Immune cell characteristics and cytokine responses in adult HIV-negative tuberculous meningitis: an observational cohort study

Abstract

Immunopathology contributes to high mortality in tuberculous meningitis (TBM) but little is known about the blood and cerebrospinal fluid (CSF) immune response. We prospectively characterised the immune response of 160 TBM suspects in an Indonesian cohort, including 67 HIV-negative probable or definite TBM cases. TBM patients presented with severe disease and 38% died in 6 months. Blood from TBM patients analysed by flow cytometry showed lower αβT and γδT cells, NK cells and MAIT cells compared to 26 pulmonary tuberculosis patients (2.4-4-fold, all p < 0.05) and 27 healthy controls (2.7-7.6-fold, p < 0.001), but higher neutrophils and classical monocytes (2.3-3.0-fold, p < 0.001). CSF leukocyte activation was higher than in blood (1.8-9-fold). CSF of TBM patients showed a predominance of αβT and NK cells, associated with better survival. Cytokine production after ex-vivo stimulation of whole blood showed a much broader range in TBM compared to both control groups (p < 0.001). Among TBM patients, high ex-vivo production of TNF-α, IL-6 and IL-10 correlated with fever, lymphocyte count and monocyte HLA-DR expression (all p < 0.05). TBM patients show a strong myeloid blood response, with a broad variation in immune function. This may influence the response to adjuvant treatment and should be considered in future trials of host-directed therapy.

Figure 1

Patient inclusion diagram.
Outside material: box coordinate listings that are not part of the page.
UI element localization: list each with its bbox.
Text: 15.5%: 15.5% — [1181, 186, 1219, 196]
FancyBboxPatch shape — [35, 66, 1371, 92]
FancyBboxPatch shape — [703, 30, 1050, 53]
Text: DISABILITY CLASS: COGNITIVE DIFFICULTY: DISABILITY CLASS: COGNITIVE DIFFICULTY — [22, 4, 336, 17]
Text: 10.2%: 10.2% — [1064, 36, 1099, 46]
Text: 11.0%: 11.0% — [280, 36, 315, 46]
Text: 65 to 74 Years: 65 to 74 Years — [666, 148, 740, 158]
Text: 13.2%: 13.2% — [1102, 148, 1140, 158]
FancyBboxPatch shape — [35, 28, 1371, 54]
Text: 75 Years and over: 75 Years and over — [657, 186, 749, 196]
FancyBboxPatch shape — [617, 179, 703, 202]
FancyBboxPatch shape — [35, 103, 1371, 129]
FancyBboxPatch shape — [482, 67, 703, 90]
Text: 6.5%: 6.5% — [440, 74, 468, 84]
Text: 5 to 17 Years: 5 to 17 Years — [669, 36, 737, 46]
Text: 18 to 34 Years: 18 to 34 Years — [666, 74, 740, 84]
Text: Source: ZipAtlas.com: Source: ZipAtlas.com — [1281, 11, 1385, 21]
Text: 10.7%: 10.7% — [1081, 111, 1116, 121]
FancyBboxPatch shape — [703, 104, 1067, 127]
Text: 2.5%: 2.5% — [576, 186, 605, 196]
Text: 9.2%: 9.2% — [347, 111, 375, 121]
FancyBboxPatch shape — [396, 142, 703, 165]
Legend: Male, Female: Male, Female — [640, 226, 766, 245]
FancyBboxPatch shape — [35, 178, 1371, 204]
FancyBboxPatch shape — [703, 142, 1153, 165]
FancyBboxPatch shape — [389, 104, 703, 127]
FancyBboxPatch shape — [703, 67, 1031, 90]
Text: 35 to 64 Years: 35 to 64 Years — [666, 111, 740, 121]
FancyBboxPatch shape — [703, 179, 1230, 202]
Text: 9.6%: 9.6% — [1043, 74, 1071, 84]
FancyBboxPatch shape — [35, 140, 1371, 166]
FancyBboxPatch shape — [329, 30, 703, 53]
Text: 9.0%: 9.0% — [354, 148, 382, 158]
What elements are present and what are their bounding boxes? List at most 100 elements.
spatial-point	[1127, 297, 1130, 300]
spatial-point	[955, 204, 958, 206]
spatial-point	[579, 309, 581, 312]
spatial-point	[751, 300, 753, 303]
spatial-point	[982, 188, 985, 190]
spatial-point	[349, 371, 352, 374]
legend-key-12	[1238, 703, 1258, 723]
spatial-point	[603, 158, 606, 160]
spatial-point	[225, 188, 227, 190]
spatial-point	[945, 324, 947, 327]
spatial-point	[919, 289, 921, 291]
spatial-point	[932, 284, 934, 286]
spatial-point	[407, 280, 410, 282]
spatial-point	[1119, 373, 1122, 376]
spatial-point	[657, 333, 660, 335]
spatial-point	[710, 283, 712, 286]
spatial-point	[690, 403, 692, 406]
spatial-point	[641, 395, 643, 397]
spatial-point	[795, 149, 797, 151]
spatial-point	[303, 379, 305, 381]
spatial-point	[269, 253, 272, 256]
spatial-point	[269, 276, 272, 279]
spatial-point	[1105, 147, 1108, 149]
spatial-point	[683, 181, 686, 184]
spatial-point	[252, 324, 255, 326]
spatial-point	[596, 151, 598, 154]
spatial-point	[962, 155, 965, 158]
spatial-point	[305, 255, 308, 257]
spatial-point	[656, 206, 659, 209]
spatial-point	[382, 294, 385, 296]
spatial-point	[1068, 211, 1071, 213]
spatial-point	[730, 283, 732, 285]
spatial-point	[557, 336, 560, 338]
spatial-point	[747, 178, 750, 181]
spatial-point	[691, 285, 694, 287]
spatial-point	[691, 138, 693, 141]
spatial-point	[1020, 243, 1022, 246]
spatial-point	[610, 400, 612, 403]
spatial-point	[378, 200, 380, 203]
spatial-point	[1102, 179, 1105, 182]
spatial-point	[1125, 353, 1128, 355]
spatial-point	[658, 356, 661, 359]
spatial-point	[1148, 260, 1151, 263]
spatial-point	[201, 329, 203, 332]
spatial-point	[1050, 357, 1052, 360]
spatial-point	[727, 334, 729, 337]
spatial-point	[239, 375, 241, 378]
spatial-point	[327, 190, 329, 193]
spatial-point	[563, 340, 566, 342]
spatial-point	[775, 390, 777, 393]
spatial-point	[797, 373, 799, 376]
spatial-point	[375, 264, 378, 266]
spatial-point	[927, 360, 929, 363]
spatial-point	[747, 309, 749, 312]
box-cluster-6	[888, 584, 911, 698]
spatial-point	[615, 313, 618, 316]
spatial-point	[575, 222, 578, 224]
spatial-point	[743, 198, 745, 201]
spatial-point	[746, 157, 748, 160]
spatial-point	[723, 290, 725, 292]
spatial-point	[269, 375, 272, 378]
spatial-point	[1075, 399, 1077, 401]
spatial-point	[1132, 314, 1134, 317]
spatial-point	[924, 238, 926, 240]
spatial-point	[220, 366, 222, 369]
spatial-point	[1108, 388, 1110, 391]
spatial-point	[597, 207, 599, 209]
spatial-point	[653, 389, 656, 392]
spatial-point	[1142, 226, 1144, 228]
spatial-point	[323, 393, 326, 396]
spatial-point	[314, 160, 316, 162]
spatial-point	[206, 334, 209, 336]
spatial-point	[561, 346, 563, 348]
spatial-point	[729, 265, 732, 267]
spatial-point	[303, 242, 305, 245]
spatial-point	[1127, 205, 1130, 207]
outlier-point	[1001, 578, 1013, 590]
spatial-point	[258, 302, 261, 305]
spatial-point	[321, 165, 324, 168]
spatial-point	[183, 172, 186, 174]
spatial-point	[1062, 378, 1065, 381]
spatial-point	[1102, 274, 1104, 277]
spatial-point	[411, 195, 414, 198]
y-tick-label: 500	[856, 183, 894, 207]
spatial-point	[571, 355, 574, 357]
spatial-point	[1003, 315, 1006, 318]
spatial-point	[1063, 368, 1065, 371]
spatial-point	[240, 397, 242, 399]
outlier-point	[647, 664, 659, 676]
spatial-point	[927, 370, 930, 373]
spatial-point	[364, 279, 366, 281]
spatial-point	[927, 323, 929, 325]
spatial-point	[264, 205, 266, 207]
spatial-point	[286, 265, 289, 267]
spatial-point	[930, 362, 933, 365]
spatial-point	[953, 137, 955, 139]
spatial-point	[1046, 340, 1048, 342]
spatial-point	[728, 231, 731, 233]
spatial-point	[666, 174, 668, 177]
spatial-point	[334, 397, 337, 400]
Of the 26 patients with pulmonary tuberculosis, one had no ex-vivo cytokine response available. Of the 27 healthy controls, one had no ex-vivo cytokine response and one had no flow cytometry results available. LP = lumbar puncture.

Figure 2

Flow cytometry results. (A) Blood flow cytometry results for 40 tuberculous meningitis (TBM) patients showing concentrations of individual cell types as depicted in the legend. (B) Median concentrations in 26 healthy controls, 26 pulmonary tuberculosis and TBM patients for myeloid (left) and lymphoid (right) cell types. (C) CSF flow cytometry results for 41 individual TBM patients. Patients with >200 leukocytes/μL are displayed in the left subplot and patients with ≤200 leukocytes/μL in the right subplot. (D) Median CSF cell composition of all TBM patients combined. Note: CD3⁻ lymphocytes without NK cell markers, most likely B cells (14%, IQR 11–43 of lymphocytes), were not included in the analysis because the flow cytometry panels lacked B-cell markers to formally confirm their phenotype.

Figure 3

Blood versus CSF leukocyte activation. Median fluorescence intensity of activation markers in blood (x-axis) versus CSF (y-axis) for myeloid (A) and lymphoid (B) cell types. These modified ‘bag plots’ show the 50% median data-points and can thereby be compared to a two-dimension box plot without whiskers.

Figure 4

Ex-vivo whole blood cytokine results. (A) IL-1β response after stimulation of whole blood with BCG, M. tuberculosis and S. pneumoniae for each of the three patient groups tuberculous meningitis (TBM), pulmonary tuberculosis (PTB) and healthy controls (HC). (B) Comparison of these patient groups on principal component (PC) 1 versus PC2 in principal component analysis of all six measured cytokines for the afore-mentioned stimuli for three patient groups. (C) Heatmap showing the combination of six cytokines and three stimuli (y-axis; B = BCG, M = M. tuberculosis and S = S. pneumoniae) for all 50 included TBM patients (x-axis) sorted on their score on PC1.